More than a half-century later, a chiffon-voiced ex-mechanical engineer for NASA is trying to re-create the legacy of Jefferson Street. In 1999, Jason Eskridge — a native of Rockwood, Tenn., who grew up singing in church choirs and played football at Tennessee Tech — left his well-paying job with the space agency in Huntsville, Ala., to pursue a music career in Nashville. He became a staple of the Nashville music scene, singing backup for Lyle Lovett, Marc Broussard, Randy Travis and the Zac Brown Band. He opened for artists like Jonny Lang and Aaron Neville, and sang with the bluegrass ensemble The Cumberland Collective. He and his group have also been the house band at Tennessee Titans games. (Disclosure: He also sang at my wedding.)

About six years ago, Eskridge approached the owners of East Nashville’s bar and venue The 5 Spot with an idea to showcase the city’s soul scene. “It was never about a lack of talent in this city,” Eskridge told me in the venue’s courtyard back in late January. “It’s never been about supply, or even about demand. There just haven’t been many venues willing to take a chance on soul music.” 

In the early 2000s, the promotional collective Lovenoise featured black musicians, poets and other artists on Sunday nights at the old Bar Car venue in Cummins Station. Lovenoise has since grown to become a major promoter of urban music in the city. But the Sunday shows at Bar Car stopped around 2010, starving an important ecosystem for nurturing black music in Nashville.

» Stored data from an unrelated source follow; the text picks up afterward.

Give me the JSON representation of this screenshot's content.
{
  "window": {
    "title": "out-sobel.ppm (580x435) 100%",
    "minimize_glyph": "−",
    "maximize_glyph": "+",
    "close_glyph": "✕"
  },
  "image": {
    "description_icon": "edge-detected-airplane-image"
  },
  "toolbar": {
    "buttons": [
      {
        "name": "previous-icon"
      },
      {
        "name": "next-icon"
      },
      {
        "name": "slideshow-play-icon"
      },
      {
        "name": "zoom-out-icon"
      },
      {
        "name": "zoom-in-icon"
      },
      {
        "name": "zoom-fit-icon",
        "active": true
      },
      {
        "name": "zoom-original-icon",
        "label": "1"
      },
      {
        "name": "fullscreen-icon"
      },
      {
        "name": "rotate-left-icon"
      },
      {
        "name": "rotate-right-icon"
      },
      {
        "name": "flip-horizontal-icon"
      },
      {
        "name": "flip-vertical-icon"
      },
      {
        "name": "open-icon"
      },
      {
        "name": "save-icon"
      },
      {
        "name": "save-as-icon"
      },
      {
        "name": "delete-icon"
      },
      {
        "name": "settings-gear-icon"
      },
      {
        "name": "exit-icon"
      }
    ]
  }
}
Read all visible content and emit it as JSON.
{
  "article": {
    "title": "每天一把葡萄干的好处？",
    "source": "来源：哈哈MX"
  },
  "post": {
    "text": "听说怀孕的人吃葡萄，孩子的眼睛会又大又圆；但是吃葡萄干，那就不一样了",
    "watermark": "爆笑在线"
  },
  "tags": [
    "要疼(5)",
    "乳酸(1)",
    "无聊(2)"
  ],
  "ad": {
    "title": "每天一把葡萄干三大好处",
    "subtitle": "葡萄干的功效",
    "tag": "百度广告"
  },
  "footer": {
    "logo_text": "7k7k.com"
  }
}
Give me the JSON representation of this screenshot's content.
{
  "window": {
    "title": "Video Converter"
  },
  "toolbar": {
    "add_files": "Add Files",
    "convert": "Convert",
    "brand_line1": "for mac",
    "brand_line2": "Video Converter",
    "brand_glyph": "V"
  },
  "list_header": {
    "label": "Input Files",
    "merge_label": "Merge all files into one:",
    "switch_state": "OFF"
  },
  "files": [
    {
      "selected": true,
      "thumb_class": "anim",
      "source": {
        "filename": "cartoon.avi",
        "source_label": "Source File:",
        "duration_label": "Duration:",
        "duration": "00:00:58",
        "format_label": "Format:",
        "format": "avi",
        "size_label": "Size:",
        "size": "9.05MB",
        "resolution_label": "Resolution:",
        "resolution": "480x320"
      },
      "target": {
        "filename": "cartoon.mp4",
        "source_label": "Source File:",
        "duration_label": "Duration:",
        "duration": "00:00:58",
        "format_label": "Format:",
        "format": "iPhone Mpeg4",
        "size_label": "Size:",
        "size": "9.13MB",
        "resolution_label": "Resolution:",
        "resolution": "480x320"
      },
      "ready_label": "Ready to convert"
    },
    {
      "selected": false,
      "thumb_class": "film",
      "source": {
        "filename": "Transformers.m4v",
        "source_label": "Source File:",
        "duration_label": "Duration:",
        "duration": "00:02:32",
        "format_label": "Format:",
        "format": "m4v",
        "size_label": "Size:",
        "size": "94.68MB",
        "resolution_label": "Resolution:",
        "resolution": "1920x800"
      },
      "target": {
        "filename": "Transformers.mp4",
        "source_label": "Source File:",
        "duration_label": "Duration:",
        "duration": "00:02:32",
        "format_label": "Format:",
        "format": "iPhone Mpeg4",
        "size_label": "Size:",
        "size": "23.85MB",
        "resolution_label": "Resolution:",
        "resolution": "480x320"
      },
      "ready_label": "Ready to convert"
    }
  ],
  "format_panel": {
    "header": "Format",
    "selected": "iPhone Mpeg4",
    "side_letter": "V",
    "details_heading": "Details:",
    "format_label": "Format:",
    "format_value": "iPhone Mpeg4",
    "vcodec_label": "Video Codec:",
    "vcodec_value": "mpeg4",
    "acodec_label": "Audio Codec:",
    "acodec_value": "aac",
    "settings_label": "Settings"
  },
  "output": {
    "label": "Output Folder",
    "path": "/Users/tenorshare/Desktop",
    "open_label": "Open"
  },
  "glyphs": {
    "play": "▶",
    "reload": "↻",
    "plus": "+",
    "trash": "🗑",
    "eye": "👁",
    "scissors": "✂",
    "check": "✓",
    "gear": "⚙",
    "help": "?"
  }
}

Eskridge knew that The 5 Spot had been hosting an increasingly popular weekly dance party called Motown Mondays, where the DJs of local duo Electric Western spun artists like Smokey Robinson and Stevie Wonder. Eskridge thought the success of the Motown Mondays might make The 5 Spot amenable to something more ambitious.

“The idea was to create an infrastructure for soul in Nashville,” Eskridge says. “The music industry has changed so much. No one does auditions anymore. It used to be you would cold-call producers and try to get them to listen to you. Now it’s about seeing people perform. It’s networking. We’re trying to create a community.”

The 5 Spot’s owners jumped at the idea. “They got it from the start,” he says. “They understood the concept and took a chance on this, and I’ll always be loyal to them for that.” Thus was born Sunday Night Soul, which has grown to become not just a spotlight for Nashville’s soul and R&B artists, but a place for nationally renowned artists to stop in and jam when they’re in town.

My wife and I attended one of the first Sunday Night Soul shows. Over the course of a few hours, not more than 20 people showed up to listen. But on the night of Sunday Night Soul’s fifth anniversary show last year, the bar was packed, shoulder to undulating shoulder. 

“You know they say you never really see your kids grow,” Eskridge says. “Other people do, because they’ll see them every few months. But you see them every day. That’s kind of how I feel about Sunday Night Soul. I didn’t really notice it growing along the way. But now we have something special. It never seemed like a huge risk to me. With the talent we have in this city, I always knew that if we stuck with it, this thing would work.” 

Eskridge says one moment he started to realize the experiment was a success was when Jonny Lang and his band stopped by to play after a show at the Schermerhorn. The same night, gospel singer Doobie Powell stopped by as well. “When I toured with Jonny, we used to listen to Doobie on the tour bus,” says Eskridge. “Now here they were together, neither knowing the other was in town, and both fans of the other’s music. That’s when I started to realize we were really building this network I was hoping for.”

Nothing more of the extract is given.